Rubio stands by his support of in-state tuition for undocumented students
Senator Marco Rubio said he stands by a bill he co-sponsored in 2004 to provide in-state tuition to undocumented immigrants, saying he supported the bill because of the specific requirements it proposed.
On Sunday, Rubio appeared on ABC’s “This Week” to discuss his run for the White House and his shaky relationship with fellow Senator Ted Cruz. Rubio told host George Stephanopoulos he “absolutely” supports the bill because it required undocumented citizens to graduate from a Florida high school, earn an unspecified minimum GPA, and have been living in the United States for a period of time.
"They still had to pay for college, but they paid for what people paid when they lived in Florida."
"It was very narrowly tailored to high-performing students who found themselves in a situation where they were brought here by their parents when they were 5, didn't even speak another language except English and, therefore, couldn't attend college because they were being charged like they were from out of state," Rubio said, according to The Washington Post. "They still had to pay for college, but they paid for what people paid when they lived in Florida."
“We didn’t legalize anybody.
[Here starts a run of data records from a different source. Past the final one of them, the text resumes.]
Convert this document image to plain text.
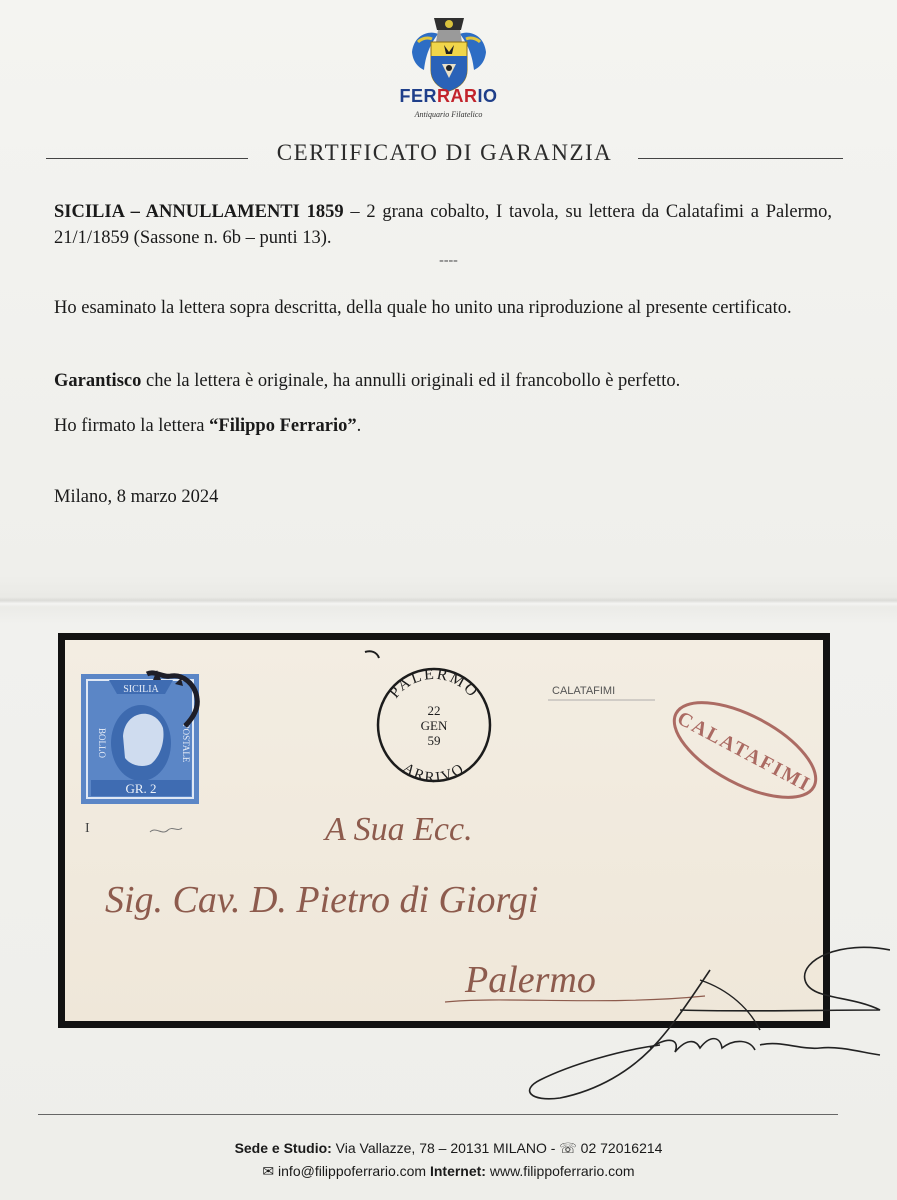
FERRARIO
Antiquario Filatelico
CERTIFICATO DI GARANZIA
SICILIA – ANNULLAMENTI 1859 – 2 grana cobalto, I tavola, su lettera da Calatafimi a Palermo, 21/1/1859 (Sassone n. 6b – punti 13).
----
Ho esaminato la lettera sopra descritta, della quale ho unito una riproduzione al presente certificato.
Garantisco che la lettera è originale, ha annulli originali ed il francobollo è perfetto.
Ho firmato la lettera “Filippo Ferrario”.
Milano, 8 marzo 2024
SICILIA
BOLLO	POSTALE
GR. 2
I
PALERMO
ARRIVO
22
GEN
59
CALATAFIMI
CALATAFIMI
A Sua Ecc.
Sig. Cav. D. Pietro di Giorgi
Palermo
Sede e Studio: Via Vallazze, 78 – 20131 MILANO - ☏ 02 72016214
✉ info@filippoferrario.com Internet: www.filippoferrario.com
That’s the issue,” he added.
Rubio said many of the attacks against the legislation have been exaggerated, adding that he also supported one of the largest border control bills in American history.
"I continue to support and have supported and sponsored the largest border surge in American history, 20,000 new border agents, 700 miles of fencing and walls, a mandatory e-verify system, entry-exit tracking system to prevent visa overstays," he said.
Rubio also took the opportunity to knock Cruz’s immigration policies, attacking him for shifting positions based on political “calculation” as the primaries draw near. The two, now second and third in several national polls, have been highly critical of each other over the past month. Rubio attacked his opponent for lacking consistency.
“When it comes to Ted, he has changed his positions on immigration all over the place,” Rubio said. “He used to be for birthright citizenship, now he says he’s against it. He used to be for legalizing people that were here illegally, now he says he’s against it.”
“This is not consistency,” he continued. “This is calculation as he’s changed positions on these issues as we get closer to Election Day.”
Rubio went on to criticize Cruz for supporting Edward Snowden, the former National Security Agency contractor who leaked classified information. In 2013, Cruz said Snowden had done a “public service” by revealing the NSA was “seizing millions of personal records about law-abiding citizens.”
“I never believed Edward Snowden was a good public servant the way that Ted Cruz once said that he had done a public service for America,” Rubio said. “Edward Snowden is a traitor. We should not have a commander in chief that wants to weaken our intelligence programs.”